The professional stakes have also increased alongside the organization. What has surprised them most isn’t just the scale, but how real the experience feels.
“I’ve been surprised by the community and just the growth of it, and how quickly it’s taken over campus,” Annelise said. “People write about The Vault in their college essays now. Every year I meet so many new people, especially freshmen, who are so qualified and so talented. It’s wild to see who walks through the door each semester.”
At the same time, opportunities keep raising the bar for what feels possible.
At the same time, opportunities keep raising the bar for what feels possible.
Vesa’s summer at Akris, the Swiss luxury fashion house, as a visual merchandising intern shaped how she understands leadership and collaboration.
Looking back on this experience, she talked about the environment she learned to navigate: “In the fashion industry you deal with people who have personalities just as big as yours, who are just as eager and willing to dive in. It’s amazing to be surrounded by people that are driven, but it can also be overwhelming.”
Despite this struggle, she shares the lesson she took from it and now carries into the Vault:. “At some point, you have to trust yourself and make a call, knowing not everyone will agree,” Vesa said. “You live and you learn, and you don’t let that knock you down.”
Vesa’s experience helped her make decisive calls, steady herself in chaotic moments and trust her own voice, making her a sharp and instinctive leader.
For Annelise, summer took a different shape.
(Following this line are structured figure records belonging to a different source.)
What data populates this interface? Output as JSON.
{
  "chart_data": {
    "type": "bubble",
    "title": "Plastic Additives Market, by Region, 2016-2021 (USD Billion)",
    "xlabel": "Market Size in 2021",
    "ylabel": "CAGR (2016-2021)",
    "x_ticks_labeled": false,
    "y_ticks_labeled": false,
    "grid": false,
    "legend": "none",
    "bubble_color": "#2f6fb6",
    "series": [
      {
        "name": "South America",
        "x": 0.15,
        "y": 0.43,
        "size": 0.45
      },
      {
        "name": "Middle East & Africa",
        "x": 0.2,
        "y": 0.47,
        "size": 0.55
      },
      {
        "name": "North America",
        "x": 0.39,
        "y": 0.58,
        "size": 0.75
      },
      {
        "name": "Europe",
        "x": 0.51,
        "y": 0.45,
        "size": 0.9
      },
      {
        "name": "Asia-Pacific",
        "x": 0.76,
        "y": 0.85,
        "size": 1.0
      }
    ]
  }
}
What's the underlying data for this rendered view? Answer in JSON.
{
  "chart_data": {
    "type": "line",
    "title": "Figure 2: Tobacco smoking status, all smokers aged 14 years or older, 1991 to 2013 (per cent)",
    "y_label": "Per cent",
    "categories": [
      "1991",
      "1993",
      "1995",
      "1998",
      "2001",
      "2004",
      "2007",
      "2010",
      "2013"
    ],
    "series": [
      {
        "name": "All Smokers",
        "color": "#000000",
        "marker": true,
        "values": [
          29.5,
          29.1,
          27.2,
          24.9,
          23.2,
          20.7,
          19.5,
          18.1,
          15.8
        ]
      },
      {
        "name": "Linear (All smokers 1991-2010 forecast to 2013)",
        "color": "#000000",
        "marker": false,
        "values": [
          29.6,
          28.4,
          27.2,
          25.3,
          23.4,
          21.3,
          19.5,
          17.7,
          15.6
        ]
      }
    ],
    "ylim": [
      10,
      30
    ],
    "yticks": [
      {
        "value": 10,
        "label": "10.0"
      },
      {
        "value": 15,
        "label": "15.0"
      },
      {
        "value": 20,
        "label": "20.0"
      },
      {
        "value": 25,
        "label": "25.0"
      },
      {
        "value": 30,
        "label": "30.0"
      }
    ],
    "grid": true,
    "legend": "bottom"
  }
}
Instead of one traditional internship, she juggled three jobs and planned out The Vault’s semester.
“If I’d had a big internship, I wouldn’t have been able to do the work I did for the partnership over the summer,” she said. “At the time it was frustrating — you don’t always see the payoff right away. But now I can see it was exactly how it was supposed to be.”
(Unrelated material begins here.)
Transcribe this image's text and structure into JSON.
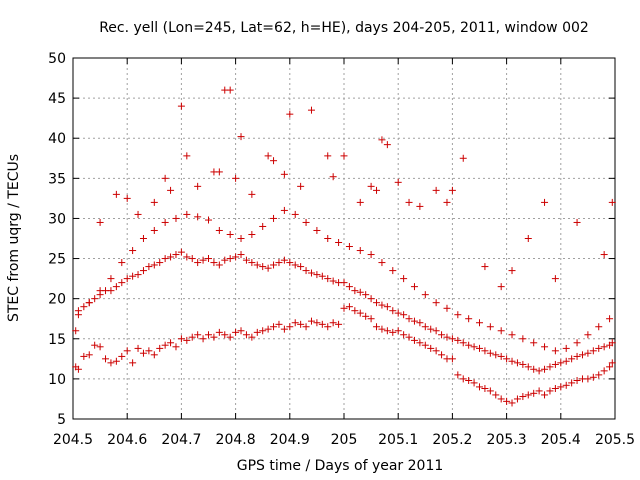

Her experiences became a lesson in trusting the process, shaping the confident leader she is within The Vault today.
With all the planning and preparation, the heart of The Vault still begins with something simple: fashion. Annelise describes her style as practical, Scandinavian and lagom — a Swedish word for “just the right amount.”
“Living in Denmark changed how I dress,” she said. “It’s minimal but intentional.”
Their inspirations spill into music and media. Annelise has been on a deep dive into international music — Spanish reggaeton, French R&B, Danish rap — and finds herself drawn to the understated authenticity of Danish vloggers.
Vesa, on the other hand, has been on a rock kick lately and leaned into the style she developed while studying abroad.
“Paris and Italy really shaped me — lace, blazers, sharp denim. I like drama, classy and chic bombshell energy.”
That blend of ambition, aesthetics and community defines the atmosphere of this year.
“Refreshing,” Annelise said.
“Electric,” Vesa added.
It’s this culture of vibrant ideas and passion that builds their confidence in this club’s success for years to come.
“We have so much trust in the people coming after us,” Annelise said. “There will be years of leaders who care and are passionate. We didn’t have this space before, and now that it’s here, there’s nowhere for it to go but forward. I just want that dream-big mentality to stick — that feeling that we can make our own rules.”
Whether members use The Vault to test out a hobby or launch a lifelong career in fashion, Annelise and Vesa want the same thing for everyone:
“Consistent opportunities to step into whatever you want,” Vesa said. “If The Vault gives people that — the confidence to be bold, the community to back them up and the space to dream big — that’s the legacy I hope we leave behind.”
The legacy they’re building is rooted in possibility, stitched together by students who once felt unsure and now standing at the center of one of UW-Madison’s most popular student organizations they helped shape.
And that, more than anything, captures the purpose of The Vault: to educate, inspire and challenge the next generation of creatives.